Iran is to test its own homemade S-300 ground-to-air missiles, built in defiance of ally Russia, which backed out of a deal to supply the device, a top Iranian military commander said on Nov. 10.
"Very soon we will test long-range aerial defense missiles, including Iranian S-300s," Brig. Gen. Mohammad Hassan Mansourian told the state news agency IRNA.
In September, Russian President Dmitry Medvedev signed a decree banning supplies of S-300 missiles and other arms to Iran.
Russia came under strong U.S. and Israeli pressure not to go ahead with the sale of the weapons system, which was seen as complicating any military action against Iran over its controversial nuclear program.

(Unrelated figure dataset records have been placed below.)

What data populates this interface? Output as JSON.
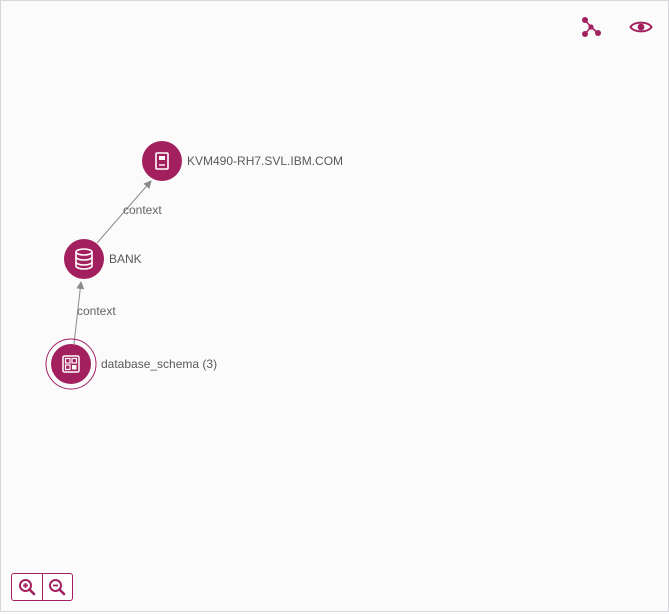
{
  "accent_color": "#a3205f",
  "toolbar": {
    "layout_icon": "graph-layout-icon",
    "view_icon": "eye-icon"
  },
  "graph": {
    "nodes": [
      {
        "id": "host",
        "label": "KVM490-RH7.SVL.IBM.COM",
        "icon": "server-icon"
      },
      {
        "id": "bank",
        "label": "BANK",
        "icon": "database-icon"
      },
      {
        "id": "schema",
        "label": "database_schema (3)",
        "icon": "schema-icon",
        "selected": true
      }
    ],
    "edges": [
      {
        "from": "bank",
        "to": "host",
        "label": "context"
      },
      {
        "from": "schema",
        "to": "bank",
        "label": "context"
      }
    ]
  },
  "zoom": {
    "in_icon": "zoom-in-icon",
    "out_icon": "zoom-out-icon"
  }
}
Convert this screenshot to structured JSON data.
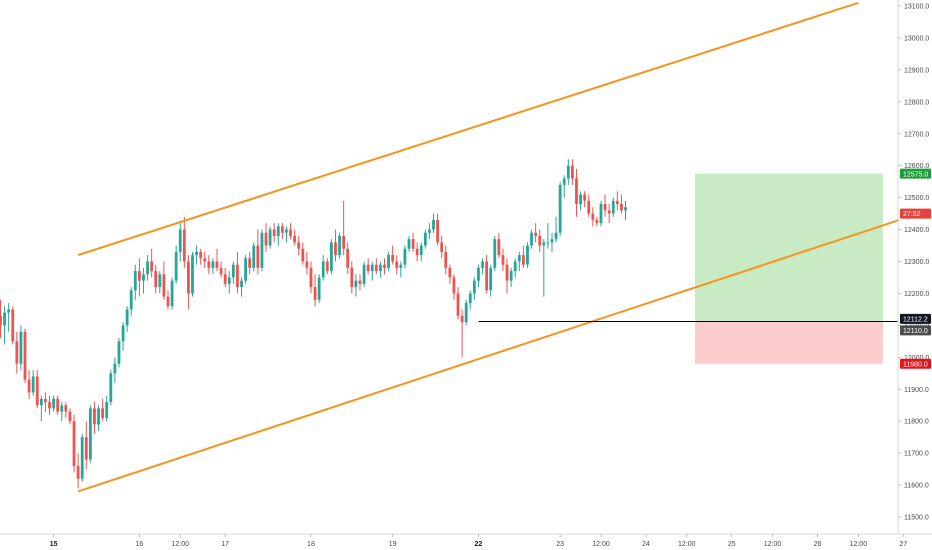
{
  "chart_data": {
    "type": "candlestick",
    "y_axis": {
      "min": 11460,
      "max": 13110,
      "ticks": [
        "11500.0",
        "11600.0",
        "11700.0",
        "11800.0",
        "11900.0",
        "12000.0",
        "12100.0",
        "12200.0",
        "12300.0",
        "12400.0",
        "12500.0",
        "12600.0",
        "12700.0",
        "12800.0",
        "12900.0",
        "13000.0",
        "13100.0"
      ]
    },
    "x_axis": {
      "min_index": 0,
      "max_index": 220,
      "ticks": [
        {
          "label": "15",
          "i": 13,
          "bold": true
        },
        {
          "label": "16",
          "i": 34,
          "bold": false
        },
        {
          "label": "12:00",
          "i": 44,
          "bold": false
        },
        {
          "label": "17",
          "i": 55,
          "bold": false
        },
        {
          "label": "18",
          "i": 76,
          "bold": false
        },
        {
          "label": "19",
          "i": 96,
          "bold": false
        },
        {
          "label": "22",
          "i": 117,
          "bold": true
        },
        {
          "label": "23",
          "i": 137,
          "bold": false
        },
        {
          "label": "12:00",
          "i": 147,
          "bold": false
        },
        {
          "label": "24",
          "i": 158,
          "bold": false
        },
        {
          "label": "12:00",
          "i": 168,
          "bold": false
        },
        {
          "label": "25",
          "i": 179,
          "bold": false
        },
        {
          "label": "12:00",
          "i": 189,
          "bold": false
        },
        {
          "label": "26",
          "i": 200,
          "bold": false
        },
        {
          "label": "12:00",
          "i": 210,
          "bold": false
        },
        {
          "label": "27",
          "i": 221,
          "bold": false
        }
      ]
    },
    "colors": {
      "up": "#26a69a",
      "down": "#ef5350",
      "channel": "#f7931e",
      "target_zone": "#c8ebc4",
      "stop_zone": "#fccbcb",
      "entry_line": "#000000",
      "target_badge": "#1f9d3a",
      "stop_badge": "#e3141c",
      "price_badge": "#e8403a",
      "entry_badge": "#131722",
      "level_badge": "#4b4b4b"
    },
    "channel": {
      "upper": [
        {
          "i": 19,
          "price": 12320
        },
        {
          "i": 210,
          "price": 13110
        }
      ],
      "lower": [
        {
          "i": 19,
          "price": 11580
        },
        {
          "i": 220,
          "price": 12430
        }
      ]
    },
    "position": {
      "start_i": 170,
      "end_i": 216,
      "entry": 12112.2,
      "target": 12575.0,
      "stop": 11980.0
    },
    "price_labels": {
      "target": "12575.0",
      "current": "27:52",
      "entry": "12112.2",
      "level": "12110.0",
      "stop": "11980.0"
    },
    "candles": [
      [
        12130,
        12180,
        12060,
        12100
      ],
      [
        12100,
        12160,
        12040,
        12140
      ],
      [
        12140,
        12170,
        12080,
        12150
      ],
      [
        12150,
        12160,
        12040,
        12050
      ],
      [
        12050,
        12080,
        11950,
        11980
      ],
      [
        11980,
        12100,
        11960,
        12080
      ],
      [
        12080,
        12090,
        11920,
        11930
      ],
      [
        11930,
        11960,
        11870,
        11890
      ],
      [
        11890,
        11960,
        11880,
        11940
      ],
      [
        11940,
        11960,
        11840,
        11850
      ],
      [
        11850,
        11880,
        11800,
        11870
      ],
      [
        11870,
        11890,
        11830,
        11860
      ],
      [
        11860,
        11880,
        11820,
        11840
      ],
      [
        11840,
        11880,
        11830,
        11870
      ],
      [
        11870,
        11880,
        11820,
        11830
      ],
      [
        11830,
        11860,
        11800,
        11850
      ],
      [
        11850,
        11860,
        11810,
        11830
      ],
      [
        11830,
        11840,
        11790,
        11800
      ],
      [
        11800,
        11820,
        11640,
        11660
      ],
      [
        11660,
        11700,
        11590,
        11620
      ],
      [
        11620,
        11760,
        11610,
        11750
      ],
      [
        11750,
        11800,
        11650,
        11680
      ],
      [
        11680,
        11850,
        11670,
        11840
      ],
      [
        11840,
        11860,
        11760,
        11790
      ],
      [
        11790,
        11850,
        11770,
        11840
      ],
      [
        11840,
        11870,
        11800,
        11810
      ],
      [
        11810,
        11880,
        11800,
        11860
      ],
      [
        11860,
        11960,
        11850,
        11950
      ],
      [
        11950,
        12000,
        11920,
        11980
      ],
      [
        11980,
        12060,
        11970,
        12050
      ],
      [
        12050,
        12110,
        12020,
        12100
      ],
      [
        12100,
        12160,
        12080,
        12150
      ],
      [
        12150,
        12220,
        12130,
        12210
      ],
      [
        12210,
        12290,
        12180,
        12270
      ],
      [
        12270,
        12310,
        12190,
        12240
      ],
      [
        12240,
        12280,
        12200,
        12260
      ],
      [
        12260,
        12320,
        12240,
        12300
      ],
      [
        12300,
        12340,
        12250,
        12270
      ],
      [
        12270,
        12290,
        12200,
        12220
      ],
      [
        12220,
        12270,
        12200,
        12260
      ],
      [
        12260,
        12300,
        12180,
        12190
      ],
      [
        12190,
        12210,
        12150,
        12160
      ],
      [
        12160,
        12250,
        12150,
        12240
      ],
      [
        12240,
        12350,
        12230,
        12330
      ],
      [
        12330,
        12420,
        12300,
        12400
      ],
      [
        12400,
        12440,
        12280,
        12300
      ],
      [
        12300,
        12320,
        12150,
        12200
      ],
      [
        12200,
        12330,
        12190,
        12320
      ],
      [
        12320,
        12350,
        12290,
        12330
      ],
      [
        12330,
        12340,
        12290,
        12310
      ],
      [
        12310,
        12330,
        12280,
        12300
      ],
      [
        12300,
        12320,
        12260,
        12280
      ],
      [
        12280,
        12310,
        12260,
        12300
      ],
      [
        12300,
        12340,
        12270,
        12280
      ],
      [
        12280,
        12300,
        12250,
        12260
      ],
      [
        12260,
        12280,
        12220,
        12230
      ],
      [
        12230,
        12270,
        12200,
        12250
      ],
      [
        12250,
        12300,
        12230,
        12290
      ],
      [
        12290,
        12330,
        12200,
        12220
      ],
      [
        12220,
        12250,
        12190,
        12240
      ],
      [
        12240,
        12320,
        12230,
        12310
      ],
      [
        12310,
        12330,
        12260,
        12280
      ],
      [
        12280,
        12360,
        12270,
        12350
      ],
      [
        12350,
        12400,
        12260,
        12280
      ],
      [
        12280,
        12400,
        12270,
        12390
      ],
      [
        12390,
        12420,
        12330,
        12350
      ],
      [
        12350,
        12410,
        12340,
        12400
      ],
      [
        12400,
        12420,
        12360,
        12380
      ],
      [
        12380,
        12420,
        12350,
        12410
      ],
      [
        12410,
        12420,
        12370,
        12390
      ],
      [
        12390,
        12410,
        12360,
        12400
      ],
      [
        12400,
        12420,
        12370,
        12380
      ],
      [
        12380,
        12400,
        12350,
        12360
      ],
      [
        12360,
        12380,
        12320,
        12340
      ],
      [
        12340,
        12360,
        12290,
        12300
      ],
      [
        12300,
        12330,
        12260,
        12280
      ],
      [
        12280,
        12300,
        12200,
        12220
      ],
      [
        12220,
        12260,
        12160,
        12180
      ],
      [
        12180,
        12260,
        12170,
        12250
      ],
      [
        12250,
        12320,
        12240,
        12300
      ],
      [
        12300,
        12310,
        12260,
        12270
      ],
      [
        12270,
        12370,
        12260,
        12360
      ],
      [
        12360,
        12400,
        12300,
        12320
      ],
      [
        12320,
        12390,
        12310,
        12380
      ],
      [
        12380,
        12490,
        12320,
        12340
      ],
      [
        12340,
        12360,
        12260,
        12280
      ],
      [
        12280,
        12300,
        12200,
        12220
      ],
      [
        12220,
        12260,
        12190,
        12240
      ],
      [
        12240,
        12260,
        12210,
        12230
      ],
      [
        12230,
        12300,
        12220,
        12290
      ],
      [
        12290,
        12310,
        12260,
        12270
      ],
      [
        12270,
        12300,
        12240,
        12290
      ],
      [
        12290,
        12310,
        12260,
        12270
      ],
      [
        12270,
        12300,
        12250,
        12290
      ],
      [
        12290,
        12310,
        12260,
        12280
      ],
      [
        12280,
        12330,
        12270,
        12320
      ],
      [
        12320,
        12350,
        12290,
        12300
      ],
      [
        12300,
        12320,
        12260,
        12280
      ],
      [
        12280,
        12300,
        12250,
        12290
      ],
      [
        12290,
        12350,
        12280,
        12340
      ],
      [
        12340,
        12380,
        12330,
        12370
      ],
      [
        12370,
        12390,
        12330,
        12340
      ],
      [
        12340,
        12360,
        12300,
        12320
      ],
      [
        12320,
        12360,
        12300,
        12350
      ],
      [
        12350,
        12400,
        12340,
        12390
      ],
      [
        12390,
        12420,
        12370,
        12400
      ],
      [
        12400,
        12450,
        12390,
        12430
      ],
      [
        12430,
        12450,
        12350,
        12360
      ],
      [
        12360,
        12380,
        12310,
        12330
      ],
      [
        12330,
        12350,
        12260,
        12280
      ],
      [
        12280,
        12290,
        12230,
        12250
      ],
      [
        12250,
        12260,
        12180,
        12200
      ],
      [
        12200,
        12220,
        12120,
        12130
      ],
      [
        12130,
        12150,
        12000,
        12110
      ],
      [
        12110,
        12180,
        12100,
        12170
      ],
      [
        12170,
        12210,
        12150,
        12200
      ],
      [
        12200,
        12250,
        12180,
        12240
      ],
      [
        12240,
        12290,
        12220,
        12280
      ],
      [
        12280,
        12310,
        12260,
        12300
      ],
      [
        12300,
        12320,
        12200,
        12210
      ],
      [
        12210,
        12290,
        12190,
        12280
      ],
      [
        12280,
        12380,
        12270,
        12370
      ],
      [
        12370,
        12390,
        12310,
        12320
      ],
      [
        12320,
        12340,
        12270,
        12290
      ],
      [
        12290,
        12310,
        12200,
        12240
      ],
      [
        12240,
        12280,
        12220,
        12270
      ],
      [
        12270,
        12310,
        12250,
        12300
      ],
      [
        12300,
        12330,
        12270,
        12320
      ],
      [
        12320,
        12350,
        12280,
        12290
      ],
      [
        12290,
        12360,
        12280,
        12350
      ],
      [
        12350,
        12400,
        12340,
        12390
      ],
      [
        12390,
        12420,
        12360,
        12380
      ],
      [
        12380,
        12400,
        12330,
        12350
      ],
      [
        12350,
        12370,
        12190,
        12360
      ],
      [
        12360,
        12420,
        12340,
        12360
      ],
      [
        12360,
        12390,
        12330,
        12370
      ],
      [
        12370,
        12440,
        12360,
        12390
      ],
      [
        12390,
        12550,
        12380,
        12540
      ],
      [
        12540,
        12570,
        12500,
        12560
      ],
      [
        12560,
        12620,
        12540,
        12600
      ],
      [
        12600,
        12620,
        12540,
        12560
      ],
      [
        12560,
        12590,
        12440,
        12480
      ],
      [
        12480,
        12520,
        12460,
        12510
      ],
      [
        12510,
        12520,
        12470,
        12490
      ],
      [
        12490,
        12510,
        12440,
        12450
      ],
      [
        12450,
        12470,
        12410,
        12430
      ],
      [
        12430,
        12440,
        12410,
        12420
      ],
      [
        12420,
        12490,
        12410,
        12480
      ],
      [
        12480,
        12510,
        12440,
        12460
      ],
      [
        12460,
        12480,
        12420,
        12450
      ],
      [
        12450,
        12500,
        12440,
        12490
      ],
      [
        12490,
        12520,
        12460,
        12480
      ],
      [
        12480,
        12510,
        12450,
        12460
      ],
      [
        12460,
        12490,
        12430,
        12470
      ]
    ]
  }
}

Both Israel and the U.S. have refused to rule out resorting to military action to prevent Iran acquiring what they suspect is nuclear weapons capability, an ambition Tehran strongly denies.
Mansourian hit out at Russia for succumbing under the pressure of "American and Zionist regime."
"In order to provide for part of our security needs ... we wanted to buy S-300 from Russia," the general said.
"But this country (Russia) used the (U.N. sanctions) Resolution 1929 as a pretext in order to refuse the handing over of this defense weapon to us," he said.
The U.N. Security Council adopted Resolution 1929 on June 9, in a fourth set of sanctions against Iran for pursuing its nuclear program.
Top Iranian officials, including President Mahmoud Ahmadinejad, have lashed out at Russia for canceling the S-300 deal. Russia had "sold out" Iran to its arch-foe, the U.S., the president charged last week.
Russia, which has been a strong ally of Iran and built the Islamic republic's first nuclear power plant in the southern city of Bushehr, said it would reimburse Tehran for its down payments on the deal.
The contract was estimated to be worth a total of $800 million (572 million euros).